Tennis Psychology (Part 1)
Tennis psychology is the same as understanding the make-up of your opponent’s mind and assessing the effect of your own game on his/her mental viewpoint and also understanding the mental effects resulting from the different external causes on your own mind.
However, it is also true that you no one can be a successful psychologist of others without first understanding his own mental processes. Therefore, you must study the effect on yourself of the same thing occurring under various circumstances. This is because people react differently in different moods and under different conditions.
You have to realize the effect on your game of the ensuing annoyance, pleasure, confusion, or whatever other form your reaction takes.
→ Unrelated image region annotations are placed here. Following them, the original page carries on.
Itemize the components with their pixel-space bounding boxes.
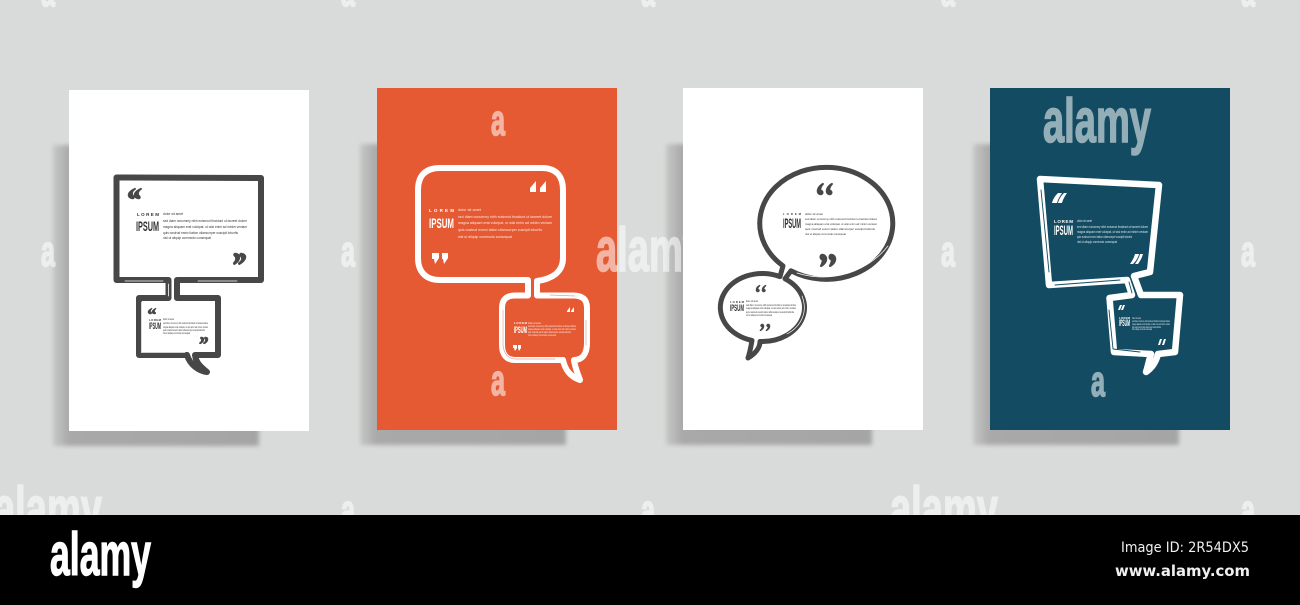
- panel shadows: [53, 144, 1179, 446]
- bubble text: large: [1054, 218, 1149, 244]
- bubble text: large: LOREM: [1054, 219, 1073, 224]
- watermarks: a: [1091, 357, 1105, 406]
- bubble outlines: [1040, 179, 1180, 372]
- panel: white poster with oval bubbles: [683, 88, 923, 430]
- bubble text: large: quis nostrud exerci tation ullamcorper suscipit lobortis: [1077, 234, 1132, 239]
- website: www.alamy.com: [1115, 562, 1250, 580]
- bubble text: small: quis nostrud exerci tation ullamcorper suscipit lobortis: [163, 328, 205, 332]
- bubble text: large: IPSUM: [1054, 222, 1073, 238]
- bubble text: large: [783, 212, 878, 236]
- bubble text: large: [136, 211, 248, 240]
- bubble outlines: [116, 178, 261, 372]
- bubble text: small: LOREM: [730, 300, 745, 304]
- bubble text: large: magna aliquam erat volutpat. ut wisi enim ad minim veniam: [163, 224, 248, 229]
- bubble text: small: nisl ut aliquip commodo consequat: [528, 333, 556, 337]
- bubble text: small: quis nostrud exerci tation ullamcorper suscipit lobortis: [1132, 325, 1161, 329]
- bubble text: large: nisl ut aliquip commodo consequat: [1077, 239, 1118, 244]
- bubble outlines: [418, 168, 587, 380]
- bubble text: large: quis nostrud exerci tation ullamcorper suscipit lobortis: [458, 227, 542, 232]
- bubble text: small: IPSUM: [730, 303, 744, 313]
- watermarks: a: [641, 486, 655, 535]
- bubble text: large: magna aliquam erat volutpat. ut wisi enim ad minim veniam: [805, 222, 877, 226]
- bubble text: large: magna aliquam erat volutpat. ut wisi enim ad minim veniam: [1077, 229, 1148, 234]
- bubble text: small: magna aliquam erat volutpat. ut wisi enim ad minim veniam: [528, 327, 576, 331]
- bubble text: large: [429, 207, 553, 239]
- bubble text: large: IPSUM: [783, 215, 801, 231]
- bubble text: small: dolor sit amet: [163, 317, 174, 321]
- bubble text: large: sed diam nonummy nibh euismod tincidunt ut laoreet dolore: [163, 218, 248, 223]
- bubble text: small: IPSUM: [514, 325, 527, 335]
- bubble text: large: nisl ut aliquip commodo consequat: [163, 235, 212, 240]
- footer logo: alamy: [50, 521, 151, 588]
- bubble text: large: LOREM: [783, 212, 802, 216]
- bubble text: large: quis nostrud exerci tation ullamcorper suscipit lobortis: [805, 227, 876, 231]
- bubble text: large: dolor sit amet: [458, 207, 482, 212]
- image id: Image ID: 2R54DX5: [1121, 540, 1249, 556]
- quote marks: [128, 188, 246, 344]
- watermarks: a: [941, 227, 955, 276]
- bubble text: small: [730, 299, 796, 317]
- bubble text: large: sed diam nonummy nibh euismod tincidunt ut laoreet dolore: [1077, 224, 1149, 229]
- bubble text: small: IPSUM: [1119, 318, 1130, 328]
- bubble text: small: [149, 317, 208, 335]
- bubble text: small: [1119, 316, 1170, 331]
- bubble text: small: nisl ut aliquip commodo consequat: [746, 313, 772, 317]
- bubble text: large: LOREM: [137, 212, 159, 217]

Does it improve your efficiency? If so, try for it, but never give it to your opponent. Does it deprive you of concentration? If so, either remove the cause, but if that isn’t possible, try to ignore it.
After you have properly measured your own reaction to circumstances, study your opponents to decide their characters. Like temperaments react in a like way, and you can judge people of your own kind by yourself. Different characters you have to try to compare with those people, whose reactions you are already familiar with.
A person who can regulate his/her own mental processes has an excellent chance of reading those of another for the minds works along definite lines of thought and can be examined. One can only regulate one’s own thought processes after examining them very carefully .
The regular, unemotional baseline player is rarely a quick thinker. If he were, he would not adhere to the baseline. The physical appearance of a player is often a pretty clear indication of his/her kind of mind. The stolid, easy-going player, who usually advocates the baseline strategy, does so because he hates to stir up his/her slow mind to work out a safe strategy of reaching the net.
Then there is the other kind of baseline player, who would rather remain on the back of the court while directing an attack intending to break up your game. He is a very dangerous player, and a deep, keen thinking antagonist. He achieves his/her results by mixing up his/her length and direction and worrying you with the variety of his/her game. He is a good psychologist.
The first sort of tennis player mentioned above merely hits the ball without much idea of what he is actually up to, while the latter always has a definite strategy and sticks to it.